Wednesday, February 15, 2012

How to Call Your Ladybug, Regardless of Its Nationality

How did I end up on the Wikipedia page for ladybugs? What was I looking for? I have no idea.

However, what I took away was the knowledge that these guy have a suspicious number of aliases. And here are just some of them:
  • ladybug: What we slack-jawed Americans call them today, but the usage goes back at least to the 1690s. The lady in question is the Virgin Mary.
  • ladybird or ladybird beetle: What the British call these creatures, with the first word also meaning “sweetheart.” Ladybird is also a reference to the Virgin Mary, and Wikipedia claims that ladybird came from Our Lady’s bird (which I don’t understand because I don’t see how anyone, no matter how medieval, would confuse birds and bugs). Allegedly, Mary got associated with these insects because she at one point was depicted as wearing red and not the blue she wears today at charity events and other social outings. The seven spots on the common European ladybug were thought to represent Mary’s seven joys but maybe instead her seven sorrows, depending on your mood. According to Etymonline, the British aversion to ladybug could stem from associations across the pond between the word bug and sodomy.
  • Marienkäfer: The German word for the insect. It literally translates to “Mary beetle,” so hey — guess what, Britons? The Germans agree with Americans that ladybugs aren’t birds. Ha!
  • Lieveheersbeestje: The Dutch term and a contraction of Onze Lieve Heer Beestje, it means “the diminutive beast of our Lord.”
  • Bête à bon Dieu: The French term, similar to the Dutch term, translates as “the good beast of God.”
  • Bóín Dé: The Irish term, allegedly meaning “God’s little cow,” is purported to be a corruption of the French term, but it’s also purported in superscript that a citation may be needed, so make of that what you will.
  • Buggobar: Despite the apparent British aversion to anal sex, this term is cited as being used in “the home counties of England,” whatever that means. The term is weirdly similar to bugbear and bugaboo, both of which use a very Middle English sense of the word bug that means “scary.”
  • ladycock: Alleged by Wikipedia, but I’m tempted not to touch this one.
  • lady cow: Which just seems redundant.
  • lady fly: I swear I’m not making these up.
  • Coccinellidae: The scientific name for the biological family, it was the Latin term for the creature, and it comes from the Latin word coccinus, “dyed scarlet” or just “scarlet,” which in term came from the word coccum, a berry or insect used to produce red dye. 
  • mariquita: the Spanish word for the creature, and despite the apparent etymological tie to the Virgin Mary, it also means “faggot.” Thanks, Spanish!
  • Himmelsdéierchen: Because I always like to end on an obscure but uplifting note, I’m giving you the Luxembourgish, in case you’re ever in the area and your life depends on your ability to name this particular insect. The literal translation is “little heaven animal.” So there you go. You’re welcome in advance.

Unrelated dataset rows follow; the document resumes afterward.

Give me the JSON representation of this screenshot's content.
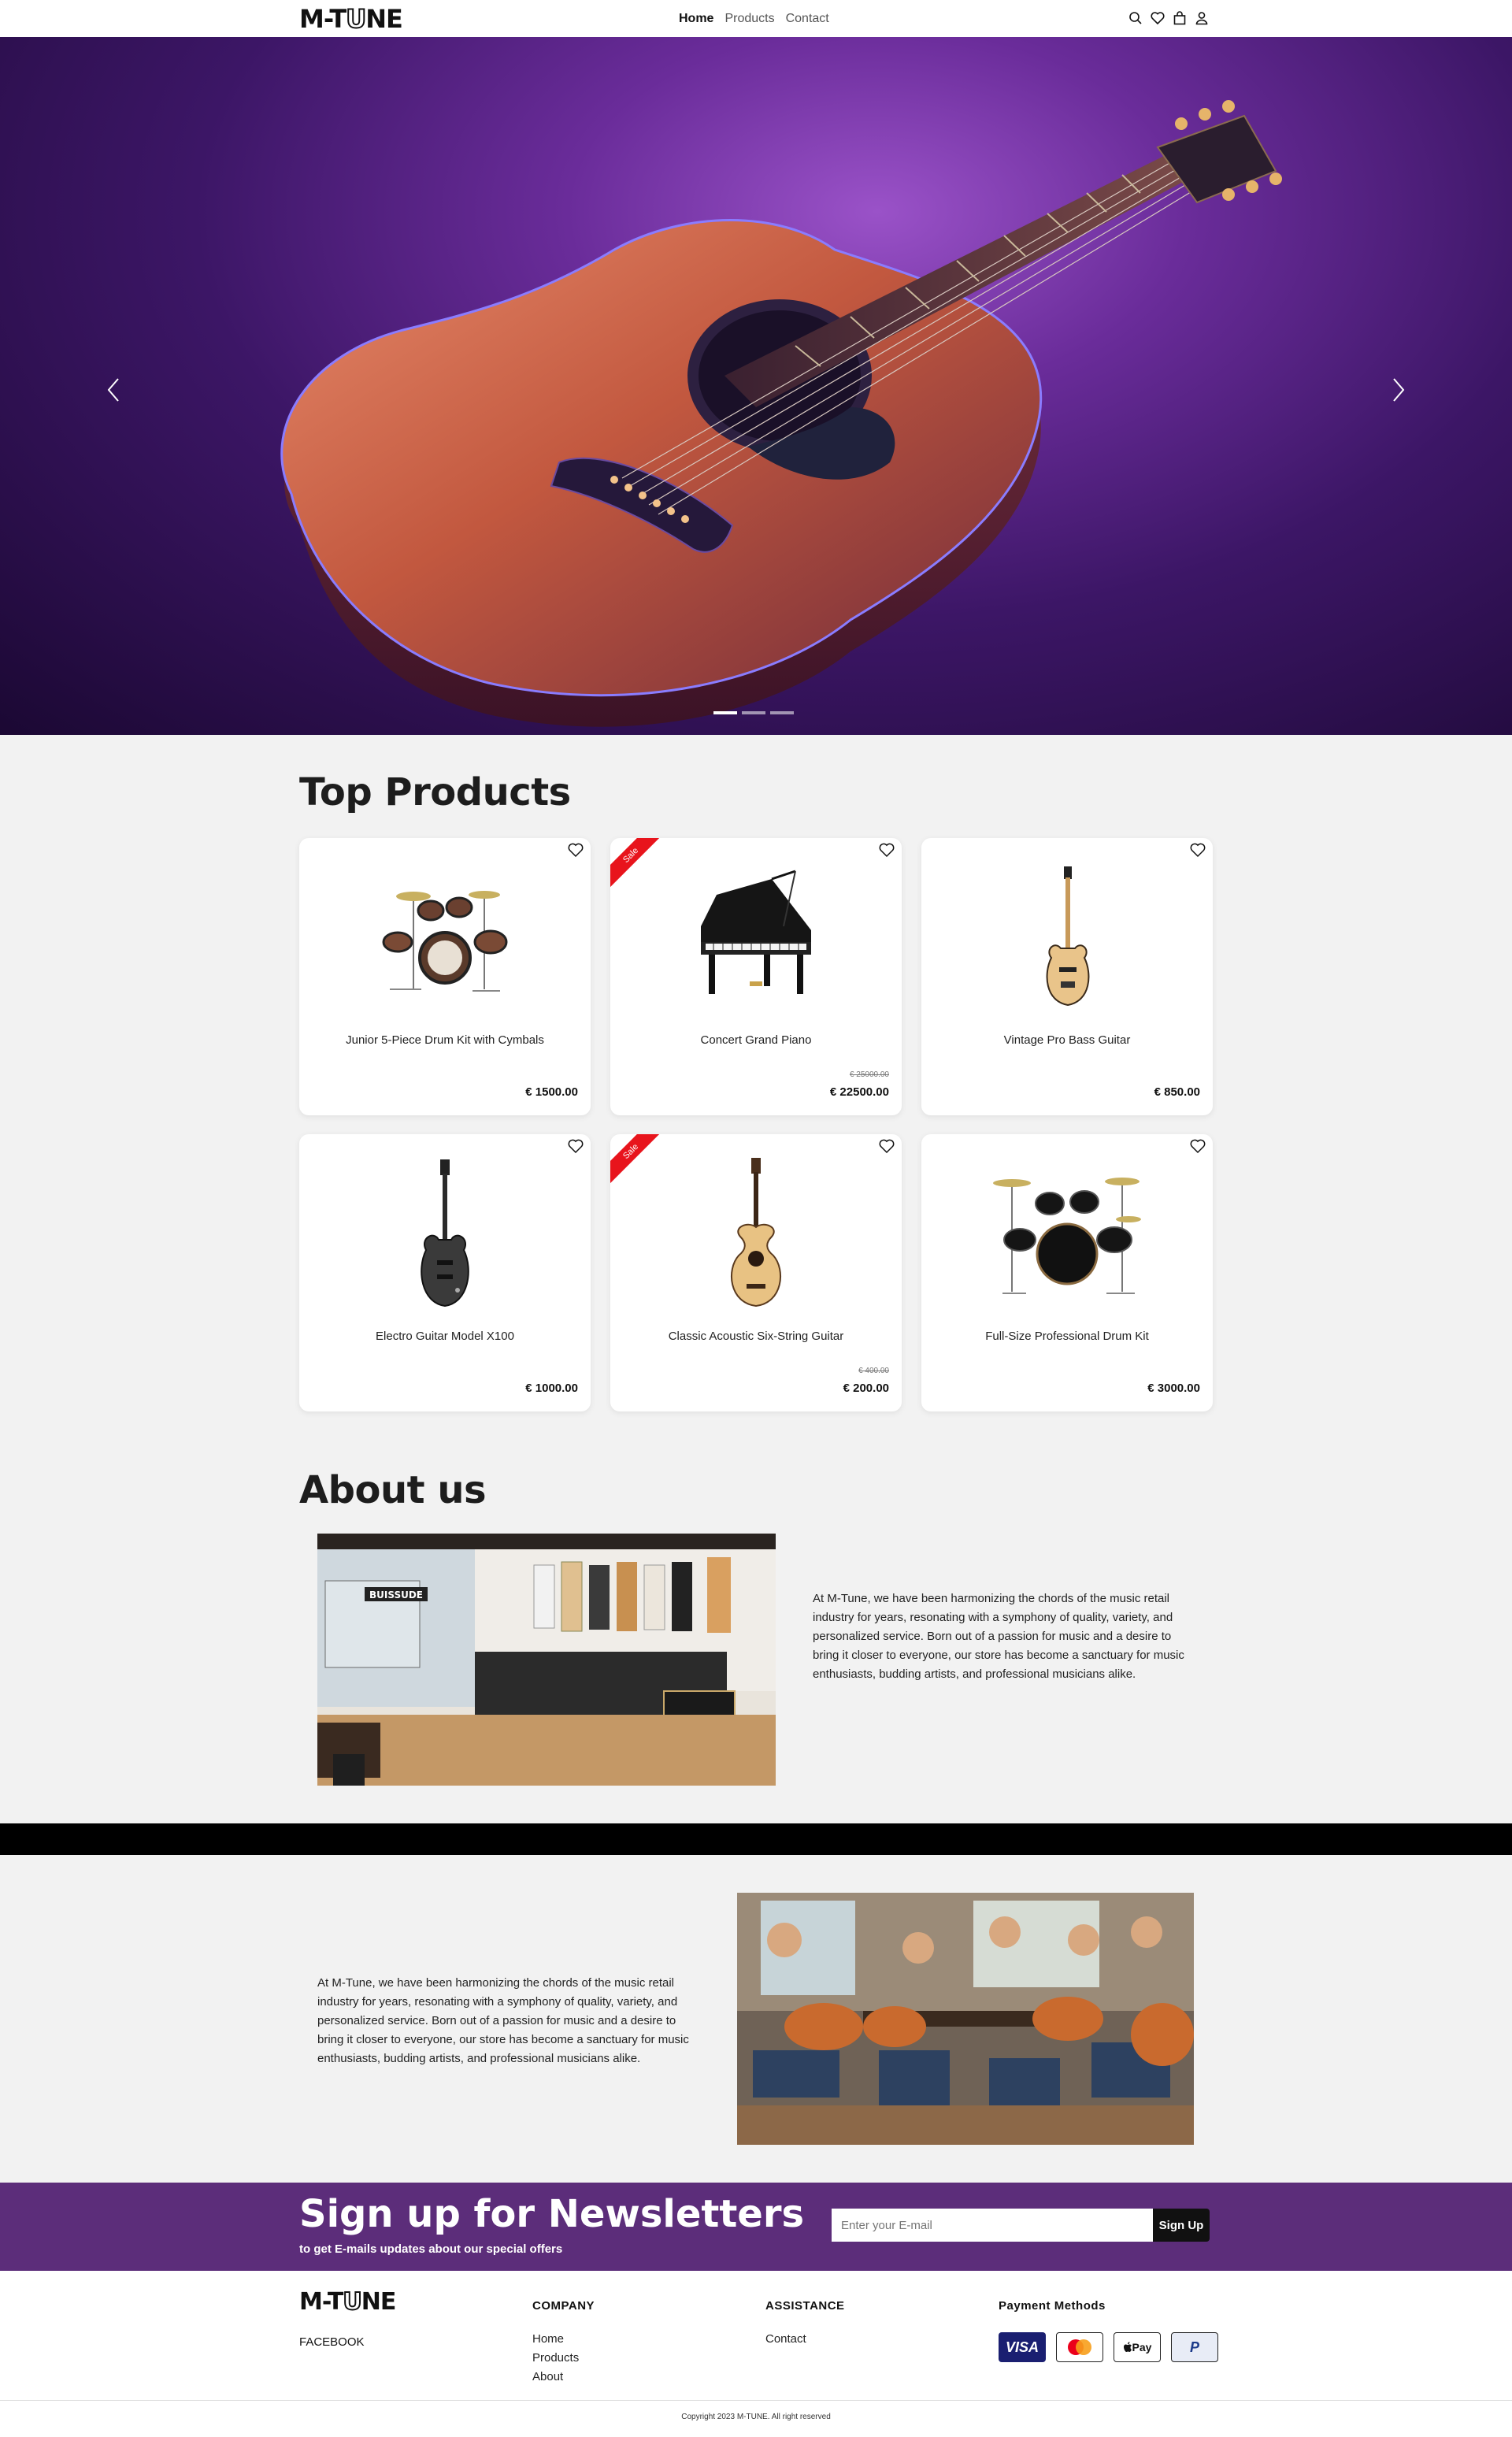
{
  "header": {
    "logo_text_a": "M-T",
    "logo_text_b": "U",
    "logo_text_c": "NE",
    "nav": [
      {
        "label": "Home",
        "active": true
      },
      {
        "label": "Products",
        "active": false
      },
      {
        "label": "Contact",
        "active": false
      }
    ],
    "icons": [
      "search-icon",
      "heart-icon",
      "bag-icon",
      "user-icon"
    ]
  },
  "hero": {
    "slides_total": 3,
    "active_slide": 1,
    "image": "acoustic guitar on purple background"
  },
  "top_products": {
    "title": "Top Products",
    "items": [
      {
        "name": "Junior 5-Piece Drum Kit with Cymbals",
        "price": "€ 1500.00",
        "old_price": "",
        "sale": false,
        "sale_label": "",
        "icon": "drum-kit-icon"
      },
      {
        "name": "Concert Grand Piano",
        "price": "€ 22500.00",
        "old_price": "€ 25000.00",
        "sale": true,
        "sale_label": "Sale",
        "icon": "grand-piano-icon"
      },
      {
        "name": "Vintage Pro Bass Guitar",
        "price": "€ 850.00",
        "old_price": "",
        "sale": false,
        "sale_label": "",
        "icon": "bass-guitar-icon"
      },
      {
        "name": "Electro Guitar Model X100",
        "price": "€ 1000.00",
        "old_price": "",
        "sale": false,
        "sale_label": "",
        "icon": "electric-guitar-icon"
      },
      {
        "name": "Classic Acoustic Six-String Guitar",
        "price": "€ 200.00",
        "old_price": "€ 400.00",
        "sale": true,
        "sale_label": "Sale",
        "icon": "acoustic-guitar-icon"
      },
      {
        "name": "Full-Size Professional Drum Kit",
        "price": "€ 3000.00",
        "old_price": "",
        "sale": false,
        "sale_label": "",
        "icon": "drum-kit-icon"
      }
    ]
  },
  "about": {
    "title": "About us",
    "store_sign": "BUISSUDE",
    "text": "At M-Tune, we have been harmonizing the chords of the music retail industry for years, resonating with a symphony of quality, variety, and personalized service. Born out of a passion for music and a desire to bring it closer to everyone, our store has become a sanctuary for music enthusiasts, budding artists, and professional musicians alike.",
    "text2": "At M-Tune, we have been harmonizing the chords of the music retail industry for years, resonating with a symphony of quality, variety, and personalized service. Born out of a passion for music and a desire to bring it closer to everyone, our store has become a sanctuary for music enthusiasts, budding artists, and professional musicians alike."
  },
  "newsletter": {
    "title": "Sign up for Newsletters",
    "subtitle": "to get E-mails updates about our special offers",
    "input_placeholder": "Enter your E-mail",
    "button_label": "Sign Up",
    "bg_color": "#5c2d7a"
  },
  "footer": {
    "logo_text_a": "M-T",
    "logo_text_b": "U",
    "logo_text_c": "NE",
    "social": "FACEBOOK",
    "company": {
      "title": "COMPANY",
      "links": [
        "Home",
        "Products",
        "About"
      ]
    },
    "assistance": {
      "title": "ASSISTANCE",
      "links": [
        "Contact"
      ]
    },
    "payment": {
      "title": "Payment Methods",
      "methods": [
        {
          "label": "VISA",
          "icon": "visa-icon"
        },
        {
          "label": "",
          "icon": "mastercard-icon"
        },
        {
          "label": "Pay",
          "icon": "apple-pay-icon"
        },
        {
          "label": "P",
          "icon": "paypal-icon"
        }
      ]
    },
    "copyright": "Copyright 2023 M-TUNE. All right reserved"
  }
}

  1. Your post inspired me to look it up in Japanese. They are called tentoumushi (something that I should have remembered as a fan of BattleBots), which translates to "sun bug". They are named this because they fly towards the sun, or at least that's what the Japanese Wikipedia page tells me.

    1. Aww. Sun bug. How pleasant. I wonder what's behind the worldwide conspiracy to make these bugs seem pleasant.

      (I was once attacked by them.)

    2. Yeah, I remember riding the elevator in my dorm, looking up, and seeing a huge grouping of ladybugs. They definitely can be creepy.

  2. Anonymous7:52 PM

    The Irish term seems to be on decent etymological ground, so to speak. If it helps at all, there's a tiny bit in the long-titled book linked below on ladybirds (pages 398 and 399).

    1. I will take that. Thank you for posting.

  3. Anonymous2:07 PM

    Ladybird was in use first - it might not be a bird but then a brazil nut isnt a nut - the things flies like a bird so just deal with it.

    I wasnt aware the english had any particular aversion to anal sex - think you might have made that one up in your own head

    I live in the home counties - never heard buggobar in my life. Bugger, however, if a different matter and does refer to anal sex

  4. Regarding the Irish "God's little cow", I can't speak for the Irish, but I don't find it difficult to believe because it's the literal translation of божья коровка from Russian, an expression that has equivalents in a bunch of other Slavic languages, and פרת משה רבנו which is the Hebrew, borrowed/adapted from Russian and other Slavic languages, and means literally Rabbi Moses' cow.